Sarepta and Roche Pause Gene Therapy Use Following Patient Deaths
Sarepta Therapeutics and its global partner Roche have announced the immediate halting of commercial and clinical use of their Duchenne muscular dystrophy (DMD) gene therapy, Elevidys (delandistrogene moxeparvovec), specifically for non-ambulatory patients. This critical decision follows a re-assessment of the therapy’s safety profile after a second patient death attributed to acute liver failure (ALF).
Elevidys is a significant treatment as the only gene therapy approved in the United States for Duchenne muscular dystrophy in individuals aged four and older with a confirmed mutation in the DMD gene, encompassing both ambulatory and non-ambulatory individuals. The therapy aims to provide a functional copy of the DMD gene, enabling the body to produce the missing protein, dystrophin, which is deficient in DMD patients. Sarepta holds the US rights, while Roche manages global territories.
Second Fatal Case Prompts Immediate Action
The latest action was triggered by a second fatal case of acute liver failure in a non-ambulatory DMD patient who received Elevidys. This follows a previous death due to ALF reported in March 2025, which had already led to the suspension of multiple clinical trials evaluating the gene therapy in different patient groups. Those earlier clinical holds remain in effect.
In response to the second fatality, Sarepta and Roche are implementing immediate dosing restrictions. Commercial use for non-ambulatory patients has stopped, and enrollment and dosing in clinical trials for this population, including key studies like ENVISION (Study SRP-9001-303), ENVOL (Study 302), and Study 104, are paused globally. Sarepta is also temporarily suspending shipments of Elevidys for non-ambulatory individuals during this evaluation period. Regulatory bodies, including the U.S. Food and Drug Administration (FDA) and the European Medicines Agency (EMA), have been notified, with the EMA specifically requesting trial holds in Europe.
Understanding the Safety Concerns
Acute liver failure and elevated liver enzymes are recognized as potential side effects of adeno-associated virus (AAV)-based gene therapies like Elevidys.

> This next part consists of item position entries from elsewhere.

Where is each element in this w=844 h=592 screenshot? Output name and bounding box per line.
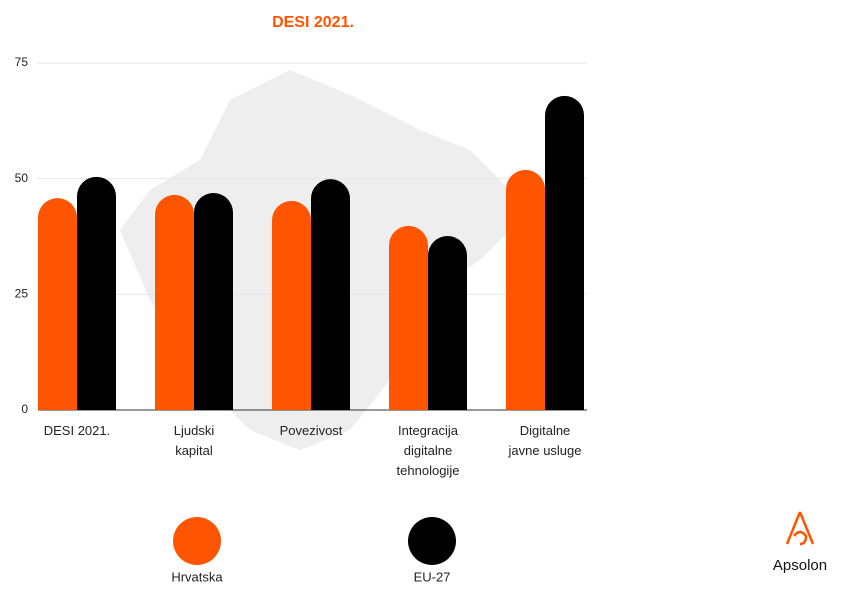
bar xyxy=(155,194,194,410)
x-tick-label: DESI 2021. xyxy=(44,423,111,438)
bar xyxy=(311,179,350,410)
bar xyxy=(77,176,116,410)
bar xyxy=(389,225,428,410)
x-tick-label-line: Ljudski xyxy=(174,423,215,438)
y-tick-label: 0 xyxy=(21,402,28,416)
legend-swatch xyxy=(173,517,221,565)
bar xyxy=(506,169,545,410)
logo-text: Apsolon xyxy=(773,557,827,574)
legend-swatch xyxy=(408,517,456,565)
x-tick-label: Digitalne javne usluge xyxy=(508,423,582,458)
x-tick-label: Integracija digitalne tehnologije xyxy=(397,423,460,478)
y-tick-label: 75 xyxy=(15,55,29,69)
x-tick-label-line: kapital xyxy=(175,443,213,458)
x-tick-label-line: tehnologije xyxy=(397,463,460,478)
bar xyxy=(428,236,467,410)
x-tick-label-line: Digitalne xyxy=(520,423,571,438)
chart-title: DESI 2021. xyxy=(272,14,354,31)
bar xyxy=(272,200,311,410)
logo-icon xyxy=(785,511,815,546)
legend-label: EU-27 xyxy=(414,569,451,584)
x-tick-label-line: Povezivost xyxy=(280,423,343,438)
x-tick-label-line: digitalne xyxy=(404,443,452,458)
x-tick-label-line: javne usluge xyxy=(508,443,582,458)
x-tick-label-line: Integracija xyxy=(398,423,459,438)
bar xyxy=(194,193,233,410)
logo: Apsolon xyxy=(773,511,827,574)
y-tick-label: 50 xyxy=(15,171,29,185)
x-tick-label: Ljudski kapital xyxy=(174,423,215,458)
legend-label: Hrvatska xyxy=(171,569,223,584)
x-tick-label-line: DESI 2021. xyxy=(44,423,111,438)
bar xyxy=(545,95,584,410)
bar xyxy=(38,198,77,410)
x-tick-label: Povezivost xyxy=(280,423,343,438)
y-tick-label: 25 xyxy=(15,287,29,301)
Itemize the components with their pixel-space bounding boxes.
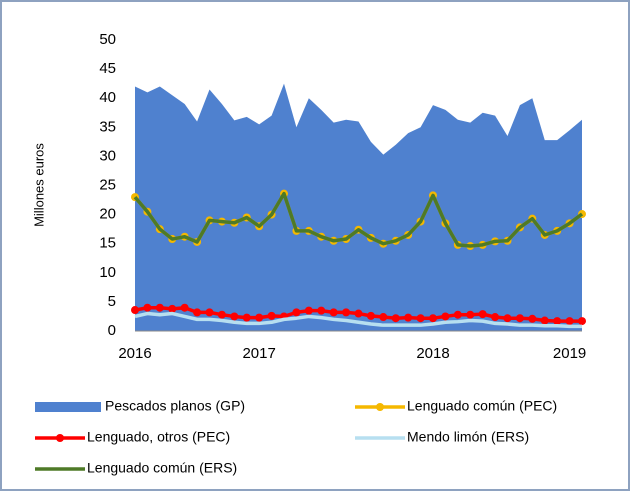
marker (466, 310, 475, 319)
marker (255, 313, 264, 322)
legend-label: Lenguado, otros (PEC) (87, 429, 230, 445)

However, the precise mechanism underlying this liver toxicity remains unclear. While a pooled analysis of earlier data from 156 patients across four trials with up to five years of follow-up showed a manageable safety profile with no deaths as of January 2024, these two recent fatal cases highlight a specific and serious risk, particularly observed in non-ambulatory patients.
Path Forward: Exploring Risk Mitigation
Sarepta is taking steps to address these safety concerns. The company is convening an independent group of leading experts in Duchenne and liver health. This panel will evaluate safety data and consider potential enhancements to the immunosuppression regimen given to patients receiving Elevidys. A proposed new regimen, potentially including sirolimus, is being considered based on preclinical data suggesting additional immunosuppression might help manage liver enzyme elevations and mitigate ALF risk. Recommendations from the expert panel will be shared with the FDA, and implementation of any new regimen will be contingent upon regulatory guidance.
Crucially, the companies note that for ambulatory patients currently treated with Elevidys, they are not proposing any changes to the existing treatment protocol, which involves corticosteroid administration before and after infusion and ongoing post-treatment monitoring.
Market Impact and Analyst Outlook
News of the second patient death and the subsequent pause had a significant impact on the stock market. Sarepta’s shares saw a substantial drop, falling over 30% in pre-market trading, while Roche’s shares also declined.
Industry analysts have weighed in, acknowledging the unfortunate development. Some analysts suggest that implementing a modified immunosuppression regimen could potentially prevent future safety events in non-ambulatory patients. While the second death increases investor concerns about a potential market withdrawal of Elevidys, this outcome is considered unlikely by some. Instead, analysts anticipate that the therapy’s label will likely be updated to explicitly highlight the risk of acute liver failure.
Sarepta had previously revised its 2025 revenue guidance downwards, partly attributed to anticipated delays in Elevidys distribution, even before this latest safety update. The current pause for non-ambulatory patients underscores the critical need to better understand and mitigate the risk of acute liver failure for this vulnerable population, influencing both clinical practice and the company’s financial outlook.